UK - Intervention by six of the world’s largest central banks was unable to halt an increase in pension fund deficits in the UK’s 350 largest companies, according to Mercer.

The consultancy estimated last week’s announcement that central banks, including the US Federal Reserve and the European Central Bank, would offer cheaper dollar funding to financial institutions helped undo some of the equity declines seen since the end of October.

But it said that funding ratios across the FTSE 350 companies only rose by 3 percentage points to 86% in November, still down from 89% at the end of the previous month.

Mercer’s pension risk group leader Ali Tayyebi also said the “relentless” fall in gilt yields - triggered by the ongoing euro-zone debt crisis and the Bank of England’s quantitative easing (QE) measures - would lead to the deficit figures increasing in year-end company reports.

“We are beginning to see the bad economic news catch up on the accounting numbers, which had so far been relatively protected in the midst of the general economic turmoil,” he said, adding that QE measures were now depressing not only gilt yields but those of corporate bonds.

His colleague Deborah Cooper, head of Mercer’s retirement research group, meanwhile warned that gilt yields were making it harder for trustees and sponsors to agree on deficit reduction payments.

She said that, until liquidity problems in euro-zone countries such as Greece and Italy were resolved, it was “premature” to demand more deficit funding.

“A pause for thought is needed,” she said. “We counsel caution at the moment, especially when every decision places more pressures on employers who are already suffering under the financial strain of the UK’s austerity measures.”

Cooper warned that negotiating higher contributions as a deficit reduction measure could contribute to a reduction in prosperity in the UK if done before the crisis was resolved.

“Balancing the interests of trustees and scheme members with those of employees and shareholders is already a difficult call to make, and, in current market conditions, it is particularly difficult to determine an equitable outcome,” she added.
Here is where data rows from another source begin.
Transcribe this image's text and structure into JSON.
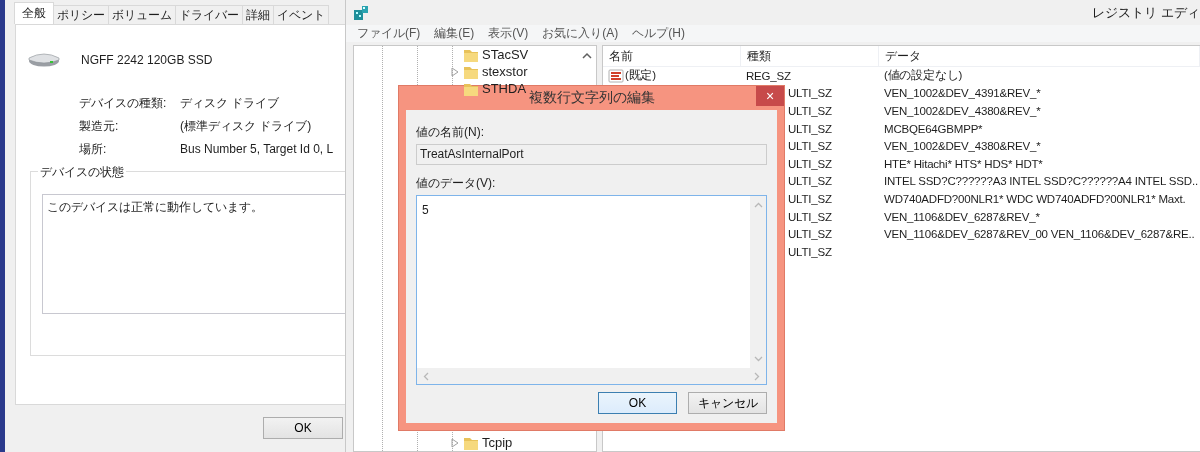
{
  "properties_window": {
    "tabs": [
      {
        "label": "全般",
        "selected": true
      },
      {
        "label": "ポリシー",
        "selected": false
      },
      {
        "label": "ボリューム",
        "selected": false
      },
      {
        "label": "ドライバー",
        "selected": false
      },
      {
        "label": "詳細",
        "selected": false
      },
      {
        "label": "イベント",
        "selected": false
      }
    ],
    "device_name": "NGFF 2242 120GB SSD",
    "fields": [
      {
        "label": "デバイスの種類:",
        "value": "ディスク ドライブ"
      },
      {
        "label": "製造元:",
        "value": "(標準ディスク ドライブ)"
      },
      {
        "label": "場所:",
        "value": "Bus Number 5, Target Id 0, L"
      }
    ],
    "status_group": {
      "title": "デバイスの状態",
      "text": "このデバイスは正常に動作しています。"
    },
    "buttons": [
      "OK"
    ]
  },
  "registry_editor": {
    "title": "レジストリ エディ",
    "menu": [
      "ファイル(F)",
      "編集(E)",
      "表示(V)",
      "お気に入り(A)",
      "ヘルプ(H)"
    ],
    "tree": {
      "top_items": [
        {
          "label": "STacSV",
          "expandable": false
        },
        {
          "label": "stexstor",
          "expandable": true
        },
        {
          "label": "STHDA",
          "expandable": false
        }
      ],
      "bottom_items": [
        {
          "label": "Tcpip",
          "expandable": true
        }
      ]
    },
    "values": {
      "columns": [
        "名前",
        "種類",
        "データ"
      ],
      "rows": [
        {
          "name": "(既定)",
          "type": "REG_SZ",
          "data": "(値の設定なし)"
        },
        {
          "type": "ULTI_SZ",
          "data": "VEN_1002&DEV_4391&REV_*"
        },
        {
          "type": "ULTI_SZ",
          "data": "VEN_1002&DEV_4380&REV_*"
        },
        {
          "type": "ULTI_SZ",
          "data": "MCBQE64GBMPP*"
        },
        {
          "type": "ULTI_SZ",
          "data": "VEN_1002&DEV_4380&REV_*"
        },
        {
          "type": "ULTI_SZ",
          "data": "HTE* Hitachi* HTS* HDS* HDT*"
        },
        {
          "type": "ULTI_SZ",
          "data": "INTEL SSD?C??????A3 INTEL SSD?C??????A4 INTEL SSD.."
        },
        {
          "type": "ULTI_SZ",
          "data": "WD740ADFD?00NLR1* WDC WD740ADFD?00NLR1* Maxt."
        },
        {
          "type": "ULTI_SZ",
          "data": "VEN_1106&DEV_6287&REV_*"
        },
        {
          "type": "ULTI_SZ",
          "data": "VEN_1106&DEV_6287&REV_00 VEN_1106&DEV_6287&RE.."
        },
        {
          "type": "ULTI_SZ"
        }
      ]
    }
  },
  "dialog": {
    "title": "複数行文字列の編集",
    "close_button": "×",
    "name_label": "値の名前(N):",
    "name_value": "TreatAsInternalPort",
    "data_label": "値のデータ(V):",
    "data_value": "5",
    "buttons": [
      {
        "label": "OK",
        "default": true
      },
      {
        "label": "キャンセル",
        "default": false
      }
    ]
  }
}
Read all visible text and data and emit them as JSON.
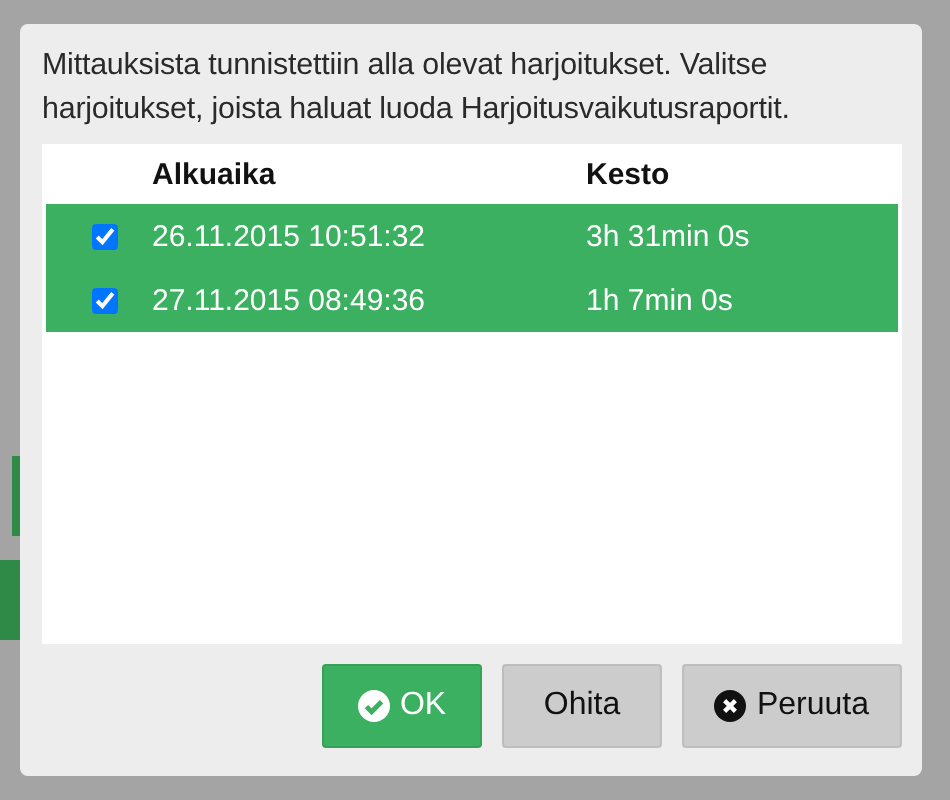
{
  "dialog": {
    "message": "Mittauksista tunnistettiin alla olevat harjoitukset. Valitse harjoitukset, joista haluat luoda Harjoitusvaikutusraportit.",
    "table": {
      "columns": [
        "Alkuaika",
        "Kesto"
      ],
      "rows": [
        {
          "checked": true,
          "selected": true,
          "start": "26.11.2015 10:51:32",
          "duration": "3h 31min 0s"
        },
        {
          "checked": true,
          "selected": true,
          "start": "27.11.2015 08:49:36",
          "duration": "1h 7min 0s"
        }
      ]
    },
    "buttons": [
      {
        "kind": "ok",
        "label": "OK"
      },
      {
        "kind": "skip",
        "label": "Ohita"
      },
      {
        "kind": "cancel",
        "label": "Peruuta"
      }
    ]
  }
}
She called on the Pensions Regulator to issue guidance for trustees, stating that short-term easements for funding were possible “until a more stable position” had been reached.

“If it transpires that there has been a relatively permanent shift in local and international markets, resulting in low gilt yields becoming the norm then, where appropriate, trustees must leave themselves the right to re-open negotiations with the employer to target the higher funding level they require,” Cooper said.